The first section sets up my parents, the second is our story as a family, the third and fourth delve into a type of poetic analysis of categorization, love, and nation. The final section returns to a more narrative approach and brings the reader up to a fully informed present. It’s my hope that the more theoretical and historical aspects of the book will resonate because readers are first introduced to these concepts through the lives of the characters—who are real people. I felt it was important to make sure the reader was invested in my family before exploring the equally important “personal as political” aspects of the book. I tried to set the emotional blocks in place first, and then the philosophical.
Photographs are interspersed in the text—were they always a part of the project? What role do they serve?
In the earlier narrative sections of the book, the photos serve as artifacts, as pieces of historical grounding. In the more theoretical sections about love, sexuality, and legislation, I made sure to include photos of my cousin John, his partner Jim, and my mother and father. In those sections which are a more fact-driven, I used the photos to create intimacy and humanity.

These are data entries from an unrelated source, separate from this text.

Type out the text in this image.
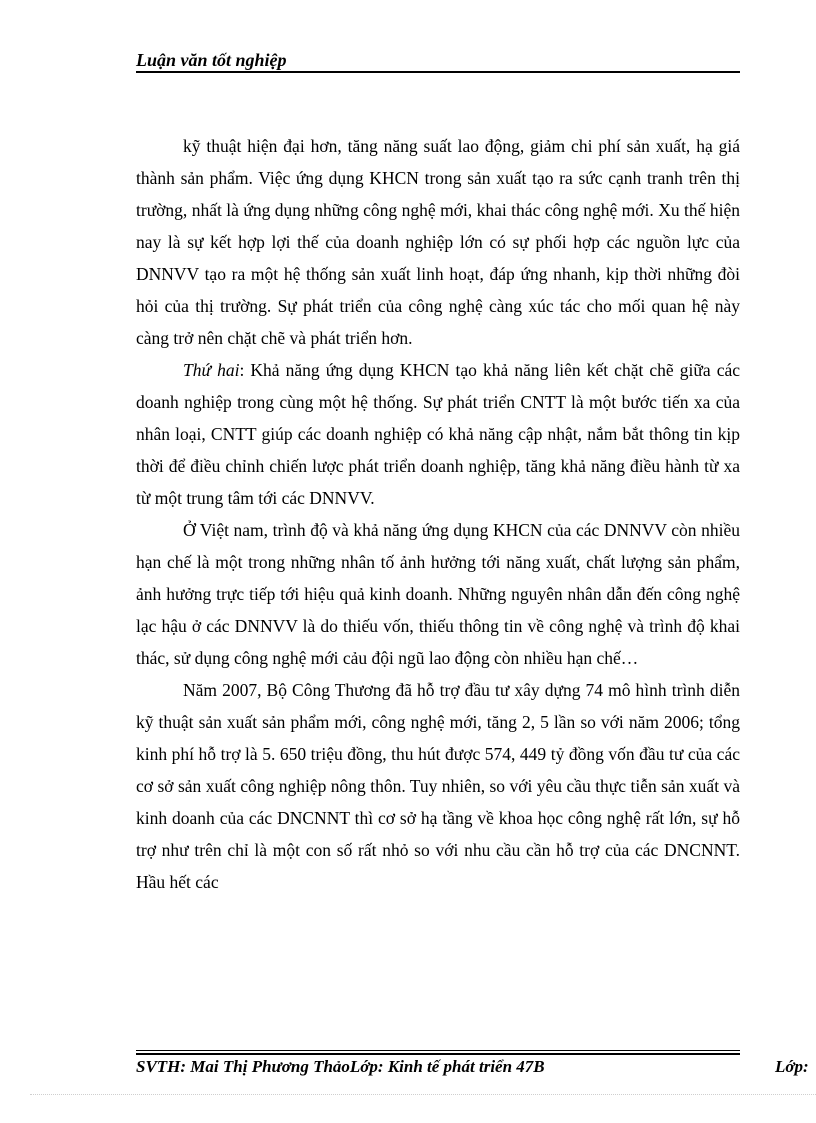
Luận văn tốt nghiệp

kỹ thuật hiện đại hơn, tăng năng suất lao động, giảm chi phí sản xuất, hạ giá thành sản phẩm. Việc ứng dụng KHCN trong sản xuất tạo ra sức cạnh tranh trên thị trường, nhất là ứng dụng những công nghệ mới, khai thác công nghệ mới. Xu thế hiện nay là sự kết hợp lợi thế của doanh nghiệp lớn có sự phối hợp các nguồn lực của DNNVV tạo ra một hệ thống sản xuất linh hoạt, đáp ứng nhanh, kịp thời những đòi hỏi của thị trường. Sự phát triển của công nghệ càng xúc tác cho mối quan hệ này càng trở nên chặt chẽ và phát triển hơn.

Thứ hai: Khả năng ứng dụng KHCN tạo khả năng liên kết chặt chẽ giữa các doanh nghiệp trong cùng một hệ thống. Sự phát triển CNTT là một bước tiến xa của nhân loại, CNTT giúp các doanh nghiệp có khả năng cập nhật, nắm bắt thông tin kịp thời để điều chỉnh chiến lược phát triển doanh nghiệp, tăng khả năng điều hành từ xa từ một trung tâm tới các DNNVV.

Ở Việt nam, trình độ và khả năng ứng dụng KHCN của các DNNVV còn nhiều hạn chế là một trong những nhân tố ảnh hưởng tới năng xuất, chất lượng sản phẩm, ảnh hưởng trực tiếp tới hiệu quả kinh doanh. Những nguyên nhân dẫn đến công nghệ lạc hậu ở các DNNVV là do thiếu vốn, thiếu thông tin về công nghệ và trình độ khai thác, sử dụng công nghệ mới cảu đội ngũ lao động còn nhiều hạn chế…

Năm 2007, Bộ Công Thương đã hỗ trợ đầu tư xây dựng 74 mô hình trình diễn kỹ thuật sản xuất sản phẩm mới, công nghệ mới, tăng 2, 5 lần so với năm 2006; tổng kinh phí hỗ trợ là 5. 650 triệu đồng, thu hút được 574, 449 tỷ đồng vốn đầu tư của các cơ sở sản xuất công nghiệp nông thôn. Tuy nhiên, so với yêu cầu thực tiễn sản xuất và kinh doanh của các DNCNNT thì cơ sở hạ tầng về khoa học công nghệ rất lớn, sự hỗ trợ như trên chỉ là một con số rất nhỏ so với nhu cầu cần hỗ trợ của các DNCNNT. Hầu hết các

SVTH: Mai Thị Phương ThảoLớp: Kinh tế phát triển 47B	Lớp:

Most of the contemporary photos in the book are ones I took. The photos from the past are ones I chose from a larger selection, so even in that way, through my selection, the reader is given another bit of my “view” on the story.
There’s a photo of my mother and uncle standing on their Long Island lawn—newly middle class, my mother in her First Holy Communion dress and veil and my uncle in his Boy Scout’s uniform. What I love about the photo is that it is slightly blurry and on an angle. The photo doesn’t reflect the text, but it captures the spirit of the story. When I was a kid, I was always fascinated by this particular picture because it looked to me like my mother and uncle were wearing uniforms that showed they were a part of something American. Growing up brown, in-between, and minority on the exact same Island, the photo called to me with a sense of belonging that I both longed for and found terrifying.
When writing about my father, I included a page from his passport stamped with the word CANCELLED. I wanted to connect the idea of a “cancelled” citizenship, the strange official-ness of passports and stamps and nationality, as opposed to what resides in the human heart. That’s the power of images I hope I successfully integrated into the memoir.
A blend of history, memory, myth, and cultural studies, this memoir blurs borders of genre and identity, exploring what it means to be biracial in America. Following her heritage, Vaswani reveals the self as culmination of all that went before.